I’ve been meaning to do this post for a while :D, but I thought I’d get a little back-in-a-day-job time before I put words to blog, as all of my main writing has occurred whilst out of work, and, as I suspected, it’s a big change of pace.
In my few years as a ‘serious’ writer, I’ve met people with grand ideas and people with little books ‘nearly’ ready to go and many more with a book they’ve been working on for years. It is surprising how many budding authors there are out there.
Given the number of ’em, I was, but now am not, surprised when I ask about their publication. There are two broad categories of answers: the ‘investigated (at length)/got all the supporting bits but haven’t written anything’ bucket, and the ‘working on the book’ bucket – the latter being a nebulous thing of scribbled notes, more-in-head-than-on-paper and a lot of talking about it. In both cases, a common lament is that it seems that life conspires to steal the ‘free’ time that they could spend writing.
Now, you know where I stand on a lot of this. But, for my new readers: just write. It’s all irrelevant until you have something for people to read. Start small, think big, justify it however you like to yourself and your family and friends, but FFS, just write the damn thing. No more excuses. No more using your nebulous writing as the only thing to differentiate you from the rest of the crowd or something to make you look ‘clever’ at work. Because more folk than you realise are doing just the same as you… Prevaricating.
Okay, so what I’ve just said doesn’t apply to you because you’ve written something? Marvellous. Read on.
Think it’s good enough for publication? Has anyone except you or family members ‘reviewed’ your work? If the answer is no, then it is not ready for publication.
I don’t care about Aunt Hilda’s previous career as an English teacher. Nor do I care about your brother’s degree in English Lit. With very few exceptions, they will go easy on you. And the moment you consider publishing, anyone who might choose being polite over being truthful is poisonous for you.
Watch the early rounds of any televised talent show. All those sad cases with no singing talent or ability? Every one of them has family and ‘friends’ who let them do that. Who supported them even though they were appalling, because it’s “what they dreamed of”. So instead of being schooled in the realities of lack-of-ability versus aspiration in a home environment, they get it in the face from strangers – and it may be so bad they make it on to national television or even go viral on the ‘net.
You need proof readers and editors – preferably folk who know your view on things. But they also have to be fussy to the point of OCD (and not scared of your tantrums in the least). They should question everything. It may drive you crazy, but one of those questions might make you think “just a moment, that’s something I hadn’t considered” and that is the thing that grammar checking software just cannot give you.

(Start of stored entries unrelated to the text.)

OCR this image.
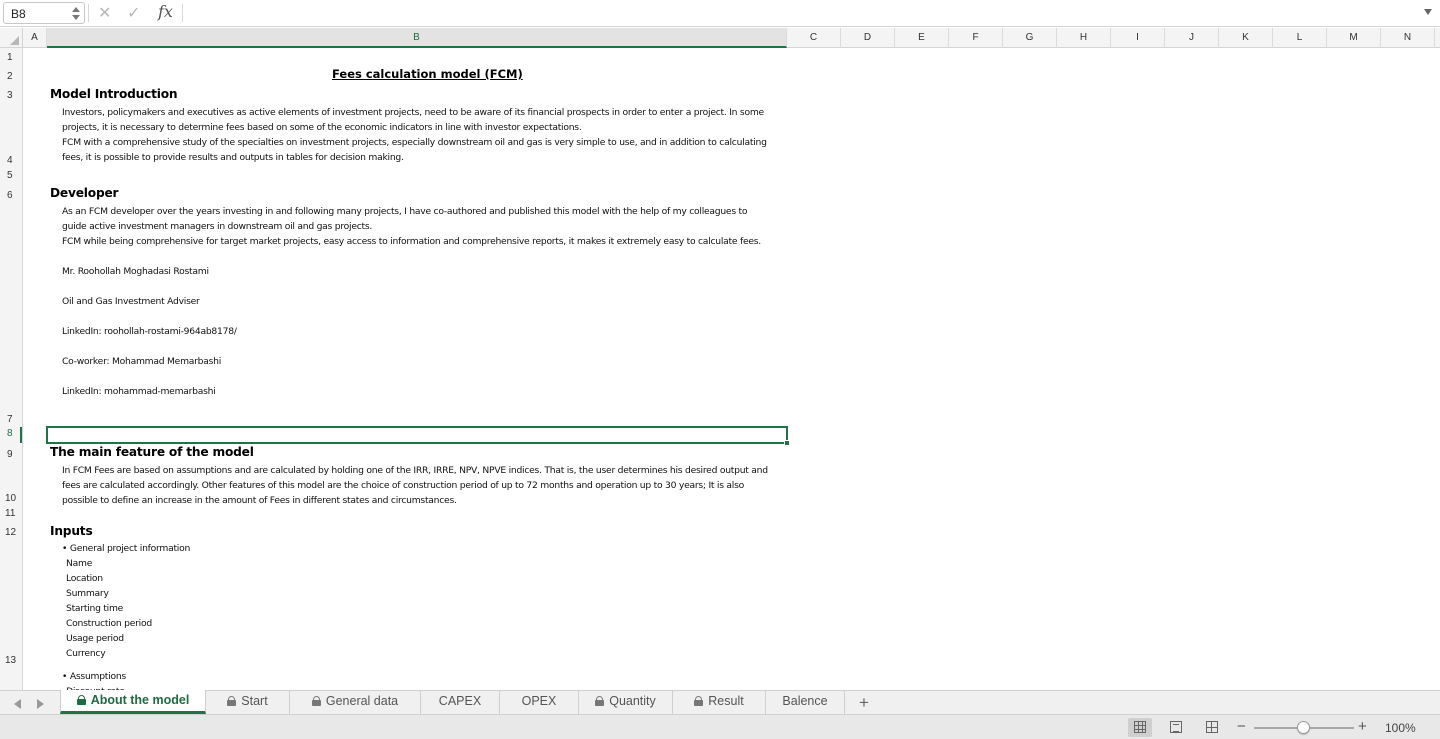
B8	✕ ✓ fx
A	B	C	D	E	F	G	H	I	J	K	L	M	N
1
2
3
4
5
6
7
8
9
10
11
12
13
Fees calculation model (FCM)
Model Introduction
Investors, policymakers and executives as active elements of investment projects, need to be aware of its financial prospects in order to enter a project. In some
projects, it is necessary to determine fees based on some of the economic indicators in line with investor expectations.
FCM with a comprehensive study of the specialties on investment projects, especially downstream oil and gas is very simple to use, and in addition to calculating
fees, it is possible to provide results and outputs in tables for decision making.
Developer
As an FCM developer over the years investing in and following many projects, I have co-authored and published this model with the help of my colleagues to
guide active investment managers in downstream oil and gas projects.
FCM while being comprehensive for target market projects, easy access to information and comprehensive reports, it makes it extremely easy to calculate fees.
Mr. Roohollah Moghadasi Rostami
Oil and Gas Investment Adviser
LinkedIn: roohollah-rostami-964ab8178/
Co-worker: Mohammad Memarbashi
LinkedIn: mohammad-memarbashi
The main feature of the model
In FCM Fees are based on assumptions and are calculated by holding one of the IRR, IRRE, NPV, NPVE indices. That is, the user determines his desired output and
fees are calculated accordingly. Other features of this model are the choice of construction period of up to 72 months and operation up to 30 years; It is also
possible to define an increase in the amount of Fees in different states and circumstances.
Inputs
• General project information
Name
Location
Summary
Starting time
Construction period
Usage period
Currency
• Assumptions
About the model	Start	General data	CAPEX	OPEX	Quantity	Result	Balence	+
−	+ 100%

Make no mistake: a good proof reading review should upset you. It should offend you. It should make you question your reasons, your sanity and your ability. Then it should make you look back on the work you’ve just corrected and realise that what you had is inferior to what you have, and, most importantly, know that you couldn’t have got there yourself.
I am lucky enough to have half a dozen proof readers and two editors who are also friends, and, in the best possible way, utter bastards. I can rely on them to give my writing a proper going over, and to take me to task over general quality as well as the details.
Every book I publish is better as a direct result of their input. What I created was good. What they helped me make of it is better. I still have doubts about every book. I will worry more when I don’t have them.
But, back to the point.
Just write. Stop making excuses, especially to yourself. Here, let me ask the question many of your friends and family are too polite to ask:
ARE YOU GOING TO FINISH THAT OR ARE YOU JUST PRETENDING?
Speech and excuses don’t count from here on. To answer the question, I want to see your book. They deserve to see your book. People who are desperately looking for something to read that fits their outlook are quite possibly waiting for your work and they don’t even know it.
Yes, I know it’s scary. It should be.
But it’s fun. :)
Getting the damn thing out to the world is a different game, but here’s the thing: until you have a book, it’s irrelevant. So I’ll not be touching on that here.
I will mention a book called ‘Becoming a Writer‘ by Dorothea Brande. It’s not a book about writing or how to write. It’s a book about how to be a writer. It is very, very good, and is the only book on the writer’s craft I consider worthy of your time.
Now go and rearrange your schedule so you can spend a little while writing each day.
Just write. It really is that simple.